Once again the property has moved on to a new development team (remember when Tengen had all those problems with Nintendo years ago? Now it seems like the Tetris property changes hands every few years or so). Still, the more things change, the more they stay the same. There are a handful of different offline modes meant to add variety to the familiar Marathon mode. Endless, Sprint, Battle and Invisible are examples of some of the modes you can play. The variety provided are met with varying degrees of success. Rotation Lock keeps you from turning the blocks at all, while Invisible means you cannot see the pieces you have already put down. The former works far better than the latter.
The list of modes is impressive (though I recall the PSN version of Tetris providing just a few more several years ago on the PlayStation 3), but the bulk of your time will likely be spent in online modes. Here there is a healthy competition between players who want to not only rid their screen of lines – but add lines to their opponent’s stack. It is the true and tried formula that the old Nintendo version of Tetris missed but more recent iterations have down pat.

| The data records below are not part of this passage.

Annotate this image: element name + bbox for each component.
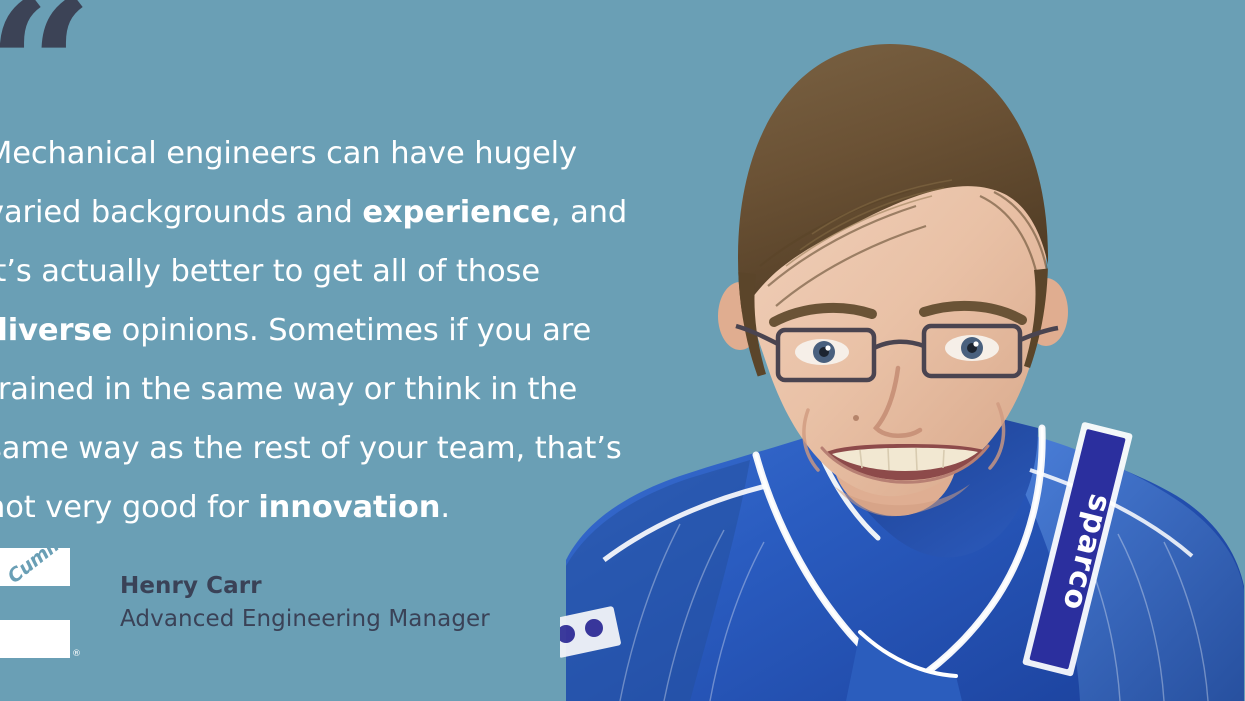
quote-emphasis: diverse bbox=[0, 313, 112, 348]
quote-text: Mechanical engineers can have hugelyvari… bbox=[0, 124, 672, 537]
quote-line-1: Mechanical engineers can have hugely bbox=[0, 124, 672, 183]
attribution-text: Henry Carr Advanced Engineering Manager bbox=[120, 570, 490, 636]
quote-run: Mechanical engineers can have hugely bbox=[0, 136, 577, 171]
quote-run: trained in the same way or think in the bbox=[0, 372, 577, 407]
author-role: Advanced Engineering Manager bbox=[120, 602, 490, 636]
quote-line-4: diverse opinions. Sometimes if you are bbox=[0, 301, 672, 360]
quote-run: not very good for bbox=[0, 490, 258, 525]
quote-panel: “ Mechanical engineers can have hugelyva… bbox=[0, 0, 672, 701]
quote-run: . bbox=[440, 490, 450, 525]
quote-line-2: varied backgrounds and experience, and bbox=[0, 183, 672, 242]
quote-line-5: trained in the same way or think in the bbox=[0, 360, 672, 419]
quote-run: , and bbox=[551, 195, 627, 230]
author-name: Henry Carr bbox=[120, 570, 490, 602]
quote-run: opinions. Sometimes if you are bbox=[112, 313, 591, 348]
quote-run: it’s actually better to get all of those bbox=[0, 254, 540, 289]
quote-line-6: same way as the rest of your team, that’… bbox=[0, 419, 672, 478]
attribution: Cummins ® Henry Carr Advanced Engineerin… bbox=[0, 540, 490, 665]
quote-line-3: it’s actually better to get all of those bbox=[0, 242, 672, 301]
quote-line-7: not very good for innovation. bbox=[0, 478, 672, 537]
quote-emphasis: experience bbox=[362, 195, 551, 230]
quote-emphasis: innovation bbox=[258, 490, 440, 525]
testimonial-card: sparco bbox=[0, 0, 1245, 701]
cummins-logo: Cummins ® bbox=[0, 540, 88, 665]
quote-run: varied backgrounds and bbox=[0, 195, 362, 230]
quote-run: same way as the rest of your team, that’… bbox=[0, 431, 622, 466]
svg-text:®: ® bbox=[72, 649, 81, 659]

Visually… well, this is Tetris. The screens are clean and I appreciate the grid in the background for ‘lining things up’. The blocks are colorful and the use of Miis to help identify players is a nice touch. Something about the remixed music does not sit quite as well with me as some of the classic, original tunes Tetris is so well known for. All in all, a nice presentation, but much like the modes in question – we are not reinventing the wheel here.
On the one hand, that is fine. Tetris is tried and true. Unfortunately with modes that have shown up in various incarnations over the past years through other releases. It would have been nice to see a few more modes or options cooked up. What? I do not know myself to be perfectly honest – if I did I would be busy trying to program the next great Tetris title. As it is, I have to settle for playing them, and Tetris Ultimate still provides plenty of fun on that front.
If you enjoy Tetris and its mind-bending nature of escalating speeds and difficulty, then Tetris Ultimate is going to suit you just fine. If you have other versions of Tetris, such as Tetris 3D from a couple of years ago on your 3DS, there probably is not enough reason to buy it again this time around. If you lack any form of Tetris for your 3DS however, Tetris Ultimate is a great title worth bringing along on all of that holiday travel and absolutely worth spending some time with.